Friday, November 9, 2018


I spent much of my formative years on a working farm.  It was there I learned the basics of raising various crops for food—or so I thought.  It seemed easy when my grandfathers or uncles were in charge of things.  They always knew just what to do when things changed.  And things were always changing.  Rain, wind, hot sun, high humidity, bugs, big bugs, birds, rodents, etc., were always a problem to face.  I just didn’t realize how big the problems were until I planted a few tomatoes last spring.

It seemed easy enough.  I had three frames for shallow raised beds laid out on the ground where the sun would reach them about 8 to 9 hours each day.  I filled them with quality soil and amendments, and covered them with weed cloth and mulch.  I cut holes into the surface and planted eight tomato plants, two tomatillos, and eight pepper plants.  I gave them a good soaking, and sat down to admire my garden of four-inch high green twigs.  After a couple of hours I went into the house.

The following morning I rushed out to check on my new garden.  (Actually I got dressed first, had breakfast, worked on my computer, and did a few other things before I remembered the garden.)  My tomato plants were already a full inch taller than the day before, but the pepper plants were exactly the same.  I was disappointed.  I expected to have tomatoes and peppers by now.  Oh, well. 

It was about two weeks later before I realized the pepper plants were not showing much improvement.  Certainly they were bigger and had more leaves, but the leaves were wrinkled and had holes in them.  I also noticed the tomato plants were showing some leaf stress.  What do I do now?  My grandfathers and uncles are long ago gone from this earth, so I turned to the internet.  Oh Good Grief!!

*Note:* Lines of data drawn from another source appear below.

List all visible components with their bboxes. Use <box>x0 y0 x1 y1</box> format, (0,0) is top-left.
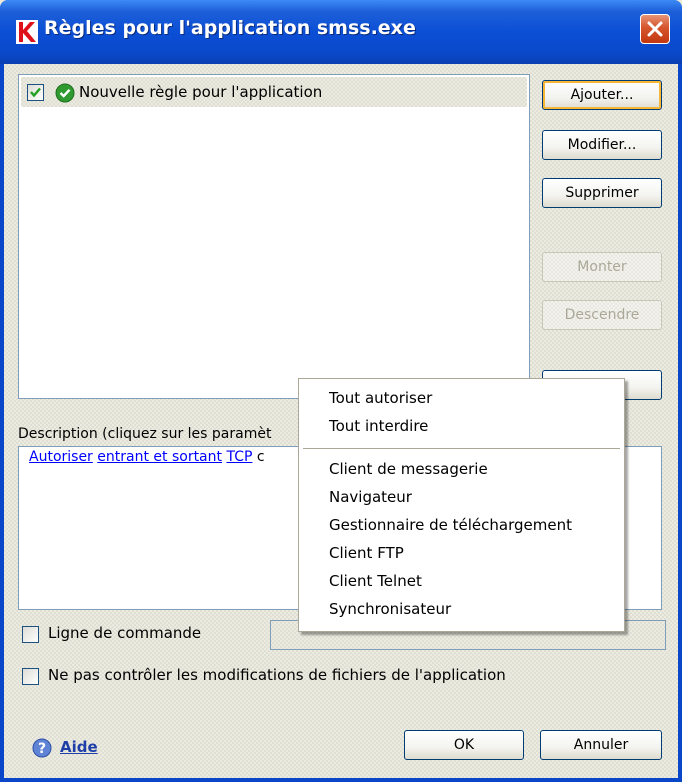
description-text: Autoriser entrant et sortant TCP c <box>29 449 265 465</box>
close-icon <box>647 21 663 37</box>
help-link[interactable]: Aide <box>60 738 98 756</box>
no-control-checkbox[interactable] <box>22 668 39 685</box>
description-tail: c <box>256 449 265 465</box>
action-link[interactable]: Autoriser <box>29 449 93 465</box>
menu-item-browser[interactable]: Navigateur <box>329 488 412 506</box>
move-down-button[interactable]: Descendre <box>542 300 662 330</box>
help-icon[interactable]: ? <box>32 738 52 758</box>
kaspersky-k-icon <box>16 20 38 44</box>
protocol-link[interactable]: TCP <box>226 449 252 465</box>
menu-item-mail-client[interactable]: Client de messagerie <box>329 460 488 478</box>
menu-item-synchronizer[interactable]: Synchronisateur <box>329 600 451 618</box>
menu-item-telnet-client[interactable]: Client Telnet <box>329 572 422 590</box>
close-button[interactable] <box>640 14 670 44</box>
modify-button[interactable]: Modifier... <box>542 130 662 160</box>
svg-text:?: ? <box>38 741 46 757</box>
move-up-button[interactable]: Monter <box>542 252 662 282</box>
list-item[interactable]: Nouvelle règle pour l'application <box>21 77 527 107</box>
cancel-button[interactable]: Annuler <box>540 730 662 760</box>
window-title: Règles pour l'application smss.exe <box>44 17 416 39</box>
menu-item-deny-all[interactable]: Tout interdire <box>329 417 428 435</box>
ok-button[interactable]: OK <box>404 730 524 760</box>
delete-button[interactable]: Supprimer <box>542 178 662 208</box>
rule-label: Nouvelle règle pour l'application <box>79 83 323 101</box>
direction-link[interactable]: entrant et sortant <box>97 449 222 465</box>
checkmark-icon <box>30 87 41 98</box>
title-bar[interactable]: Règles pour l'application smss.exe <box>0 0 682 64</box>
no-control-label: Ne pas contrôler les modifications de fi… <box>48 666 506 684</box>
command-line-checkbox[interactable] <box>22 626 39 643</box>
rule-enabled-checkbox[interactable] <box>27 84 44 101</box>
rules-list[interactable]: Nouvelle règle pour l'application <box>18 74 530 399</box>
menu-item-allow-all[interactable]: Tout autoriser <box>329 389 432 407</box>
menu-separator <box>303 448 620 449</box>
check-circle-icon <box>55 83 75 103</box>
add-button[interactable]: Ajouter... <box>542 80 662 110</box>
presets-context-menu: Tout autoriser Tout interdire Client de … <box>298 378 625 632</box>
command-line-label: Ligne de commande <box>48 624 202 642</box>
menu-item-download-manager[interactable]: Gestionnaire de téléchargement <box>329 516 572 534</box>
menu-item-ftp-client[interactable]: Client FTP <box>329 544 404 562</box>
description-label: Description (cliquez sur les paramèt <box>18 426 272 442</box>
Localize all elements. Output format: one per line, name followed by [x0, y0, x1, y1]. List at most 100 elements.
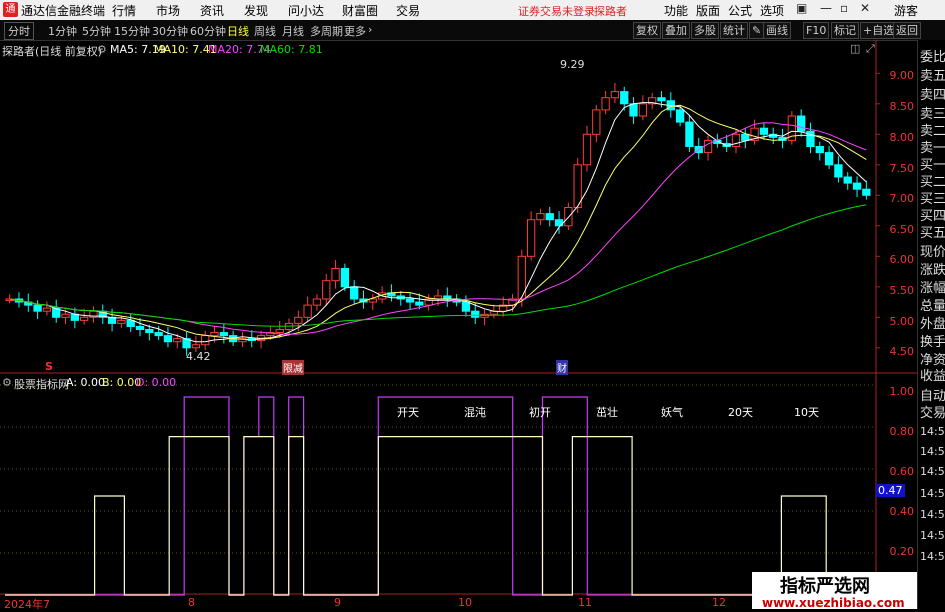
candle-body — [675, 109, 685, 123]
side-item[interactable]: 买五 — [920, 222, 945, 241]
tab-daily[interactable]: 日线 — [227, 23, 249, 39]
btn-draw-line[interactable]: 画线 — [763, 22, 791, 39]
tab-30min[interactable]: 30分钟 — [152, 23, 188, 39]
login-notice[interactable]: 证券交易未登录 — [518, 3, 595, 19]
menu-market[interactable]: 市场 — [156, 2, 180, 19]
side-item[interactable]: 总量 — [920, 295, 945, 314]
candle-body — [322, 280, 331, 300]
event-marker-s[interactable]: S — [45, 360, 53, 373]
period-toolbar: 分时 1分钟 5分钟 15分钟 30分钟 60分钟 日线 周线 月线 多周期 更… — [0, 20, 945, 41]
event-marker-restrict[interactable]: 限减 — [282, 360, 304, 375]
candle-body — [70, 313, 79, 321]
indicator-a: A: 0.00 — [66, 376, 106, 389]
y-tick: 5.50 — [889, 284, 915, 297]
skin-icon[interactable]: ▣ — [796, 1, 807, 15]
chart-grid — [0, 40, 917, 609]
candle-body — [629, 103, 638, 117]
btn-back[interactable]: 返回 — [893, 22, 921, 39]
indicator-a-line — [5, 436, 871, 596]
candle-body — [862, 188, 871, 196]
indicator-b-line — [5, 396, 871, 596]
candle-body — [275, 329, 284, 334]
explore-link[interactable]: 探路者 — [594, 3, 627, 19]
menu-ask[interactable]: 问小达 — [288, 2, 324, 19]
menu-layout[interactable]: 版面 — [696, 2, 720, 19]
time-entry: 14:56 — [920, 487, 945, 500]
candle-body — [797, 115, 806, 132]
tab-1min[interactable]: 1分钟 — [48, 23, 77, 39]
signal-label: 妖气 — [661, 406, 683, 419]
menu-trade[interactable]: 交易 — [396, 2, 420, 19]
indicator-settings-icon[interactable]: ⚙ — [2, 376, 12, 389]
chevron-right-icon[interactable]: › — [368, 23, 372, 36]
side-item[interactable]: 卖五 — [920, 65, 945, 84]
btn-overlay[interactable]: 叠加 — [662, 22, 690, 39]
candle-body — [852, 182, 862, 190]
time-entry: 14:56 — [920, 508, 945, 521]
sub-y-tick: 0.80 — [889, 425, 915, 438]
btn-add-favorite[interactable]: +自选 — [860, 22, 898, 39]
tab-60min[interactable]: 60分钟 — [190, 23, 226, 39]
side-item[interactable]: 涨幅 — [920, 277, 945, 296]
menu-news[interactable]: 资讯 — [200, 2, 224, 19]
candle-body — [117, 319, 126, 324]
current-value-tag: 0.47 — [876, 484, 905, 497]
draw-line-icon[interactable]: ✎ — [749, 22, 765, 39]
guest-label[interactable]: 游客 — [894, 2, 918, 19]
candle-body — [61, 313, 70, 318]
tab-5min[interactable]: 5分钟 — [82, 23, 111, 39]
kline-chart[interactable] — [0, 40, 917, 609]
candle-body — [741, 133, 750, 141]
candle-body — [461, 301, 471, 312]
tab-more[interactable]: 更多 — [344, 23, 366, 39]
side-item[interactable]: 卖四 — [920, 84, 945, 103]
candle-body — [545, 213, 554, 221]
tab-15min[interactable]: 15分钟 — [114, 23, 150, 39]
menu-formula[interactable]: 公式 — [728, 2, 752, 19]
btn-f10[interactable]: F10 — [803, 22, 830, 39]
sub-y-tick: 0.40 — [889, 505, 915, 518]
menu-bar: 通 通达信金融终端 行情 市场 资讯 发现 问小达 财富圈 交易 证券交易未登录… — [0, 0, 945, 20]
candle-body — [350, 286, 359, 300]
candle-body — [340, 268, 350, 288]
side-item[interactable]: 外盘 — [920, 313, 945, 332]
btn-stats[interactable]: 统计 — [720, 22, 748, 39]
tab-multi[interactable]: 多周期 — [310, 23, 343, 39]
maximize-icon[interactable]: ▫ — [840, 1, 848, 15]
time-entry: 14:56 — [920, 550, 945, 563]
side-item[interactable]: 现价 — [920, 241, 945, 260]
tab-monthly[interactable]: 月线 — [282, 23, 304, 39]
candle-body — [824, 152, 834, 166]
minimize-icon[interactable]: — — [820, 1, 832, 15]
indicator-name: 股票指标网 — [14, 378, 69, 391]
candle-body — [620, 91, 629, 105]
y-tick: 8.00 — [889, 131, 915, 144]
candle-body — [405, 298, 415, 303]
y-tick: 4.50 — [889, 345, 915, 358]
menu-quotes[interactable]: 行情 — [112, 2, 136, 19]
watermark-url: www.xuezhibiao.com — [762, 596, 905, 610]
y-tick: 8.50 — [889, 100, 915, 113]
candle-body — [834, 164, 843, 178]
candle-body — [368, 298, 377, 303]
candle-body — [219, 332, 228, 337]
event-marker-finance[interactable]: 财 — [556, 360, 568, 375]
close-icon[interactable]: ✕ — [860, 1, 870, 15]
x-tick: 12 — [712, 596, 726, 609]
signal-label: 混沌 — [464, 406, 486, 419]
tab-weekly[interactable]: 周线 — [254, 23, 276, 39]
trade-label[interactable]: 交易 — [920, 402, 945, 421]
menu-wealth[interactable]: 财富圈 — [342, 2, 378, 19]
btn-multi-stock[interactable]: 多股 — [691, 22, 719, 39]
tab-intraday[interactable]: 分时 — [4, 22, 34, 40]
side-item[interactable]: 委比 — [920, 46, 945, 65]
side-item[interactable]: 换手 — [920, 331, 945, 350]
menu-discover[interactable]: 发现 — [244, 2, 268, 19]
y-tick: 5.00 — [889, 315, 915, 328]
side-item[interactable]: 涨跌 — [920, 259, 945, 278]
btn-adjust[interactable]: 复权 — [633, 22, 661, 39]
menu-options[interactable]: 选项 — [760, 2, 784, 19]
side-item[interactable]: 收益 — [920, 365, 945, 384]
menu-function[interactable]: 功能 — [664, 2, 688, 19]
btn-mark[interactable]: 标记 — [831, 22, 859, 39]
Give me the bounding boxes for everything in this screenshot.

First I addressed the leaf stress in the tomatoes.  According to the internet the causes were not enough water, too much water, not watering often enough, watering too often, too much sun, not enough sun, too much wind, not enough wind, humidity too high, humidity too low, white flies, lady bugs, honey bees, aphids, birds, squirrels, and noise from having a freeway within five miles.  So I decided to look up the pepper problems.

Apparently (according to the internet) my peppers were stunted from a lack of calcium, they had wrinkled leaves from a lack of calcium, but they had holes in them from too much calcium.  It was time to cry.  When I had regained my composure, I thought a trip to a nearby reputable nursery was in order.

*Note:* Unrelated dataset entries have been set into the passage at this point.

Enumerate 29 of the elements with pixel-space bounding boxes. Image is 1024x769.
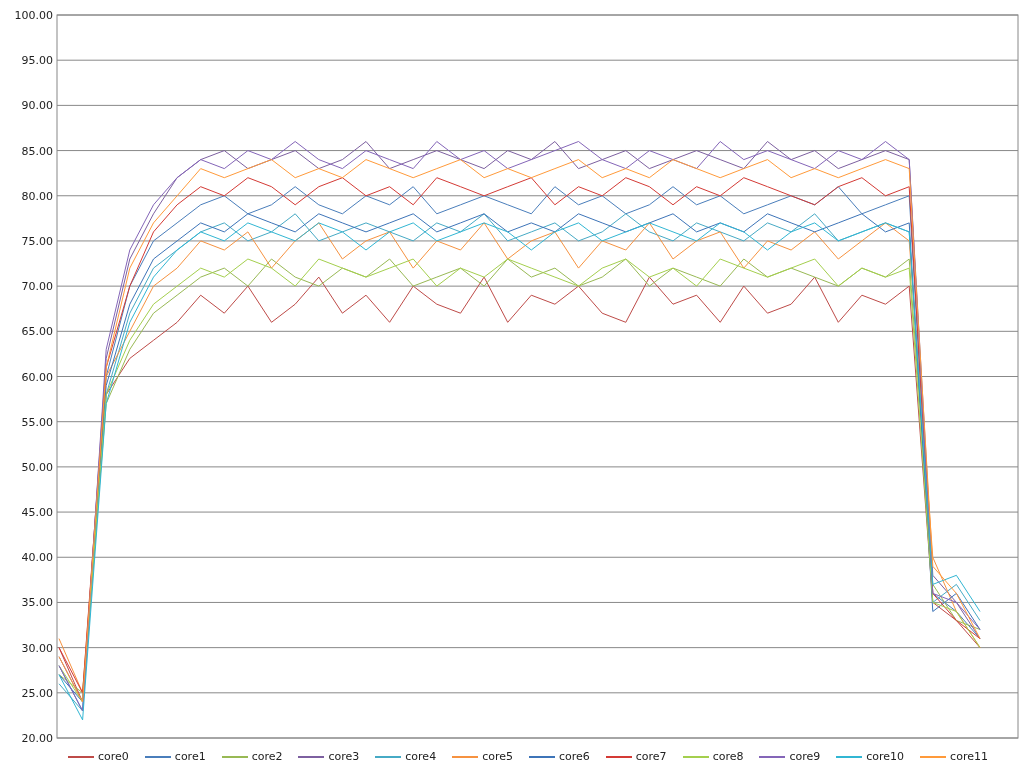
legend-label: core1 — [174, 750, 206, 763]
y-axis-label: 35.00 — [21, 596, 53, 610]
y-axis-label: 60.00 — [21, 370, 53, 384]
y-axis-label: 20.00 — [21, 732, 53, 742]
y-axis-label: 40.00 — [21, 551, 53, 565]
y-axis-label: 55.00 — [21, 415, 53, 429]
y-axis-label: 100.00 — [14, 9, 53, 22]
y-axis-label: 80.00 — [21, 189, 53, 203]
y-axis-label: 70.00 — [21, 280, 53, 294]
legend-label: core7 — [635, 750, 667, 763]
legend-label: core10 — [866, 750, 905, 763]
legend-label: core9 — [789, 750, 821, 763]
legend-label: core4 — [405, 750, 437, 763]
legend-label: core8 — [712, 750, 744, 763]
y-axis-label: 90.00 — [21, 99, 53, 113]
y-axis-label: 75.00 — [21, 234, 53, 248]
y-axis-label: 30.00 — [21, 641, 53, 655]
legend-label: core11 — [950, 750, 988, 763]
y-axis-label: 45.00 — [21, 506, 53, 520]
y-axis-label: 50.00 — [21, 460, 53, 474]
legend-label: core5 — [482, 750, 513, 763]
y-axis-label: 25.00 — [21, 686, 53, 700]
y-axis-label: 85.00 — [21, 144, 53, 158]
legend-label: core3 — [328, 750, 360, 763]
legend-label: core0 — [98, 750, 129, 763]
y-axis-label: 95.00 — [21, 54, 53, 68]
legend-label: core2 — [251, 750, 283, 763]
y-axis-label: 65.00 — [21, 325, 53, 339]
legend-label: core6 — [558, 750, 590, 763]
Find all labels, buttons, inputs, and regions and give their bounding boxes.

I left the nursery with a car full of amendments and fertilizers, an empty wallet, and a stunned look on my face.  But I did what I was told, and in a few days all of the plants began to show signs of improvement, and after about nine weeks I had tomatoes and peppers forming.  I also had more bugs than I thought possible.  I think an entomologist would have a field day identifying new species in my garden.  I believe there are at least four.  Maybe more.

What was I thinking when I reached back to my farmer days and decided to plant a small garden?  I know I was remembering the taste of vine-ripened tomatoes picked and eaten out of hand in the field.  I know I was remembering the times I picked fresh jalapenos for breakfast.  I seemed to have forgotten the volume of work it takes to bring a crop to the table.  I also forgot that I wasn’t the one making all the decisions necessary to raise a successful crop.  And I forgot about the insects.

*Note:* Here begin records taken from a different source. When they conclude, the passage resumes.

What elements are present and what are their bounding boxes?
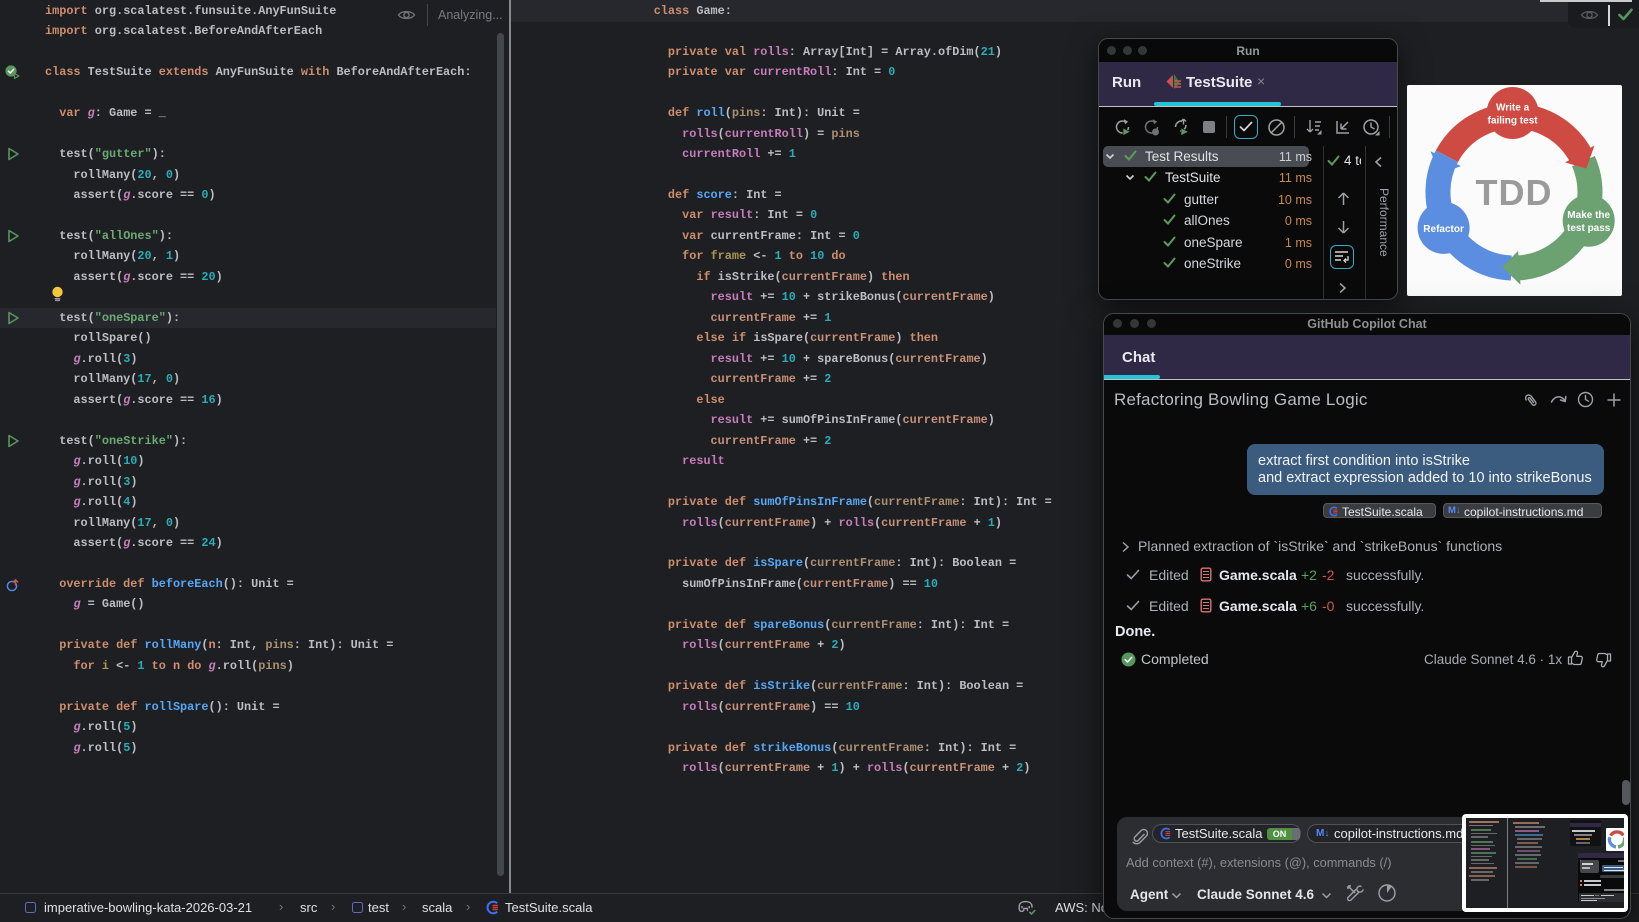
svg-text:test pass: test pass <box>1567 223 1611 234</box>
svg-text:Write a: Write a <box>1496 103 1530 114</box>
svg-text:Make the: Make the <box>1567 210 1610 221</box>
svg-text:failing test: failing test <box>1488 116 1539 127</box>
svg-text:TDD: TDD <box>1476 172 1553 213</box>
svg-text:Refactor: Refactor <box>1423 224 1464 235</box>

Well, a hot spell cooked the tomatoes and peppers.  When the tomatoes and peppers are charred on the vine, it’s just too hot to continue, but the few that ripened were worth all the trouble.  There is no substitute for ripe tomatoes and peppers right off the vine.  Next year I’ll try again, but this time I’m adding some corn to the planters.  I may not be a good farmer, but I can’t deny my roots.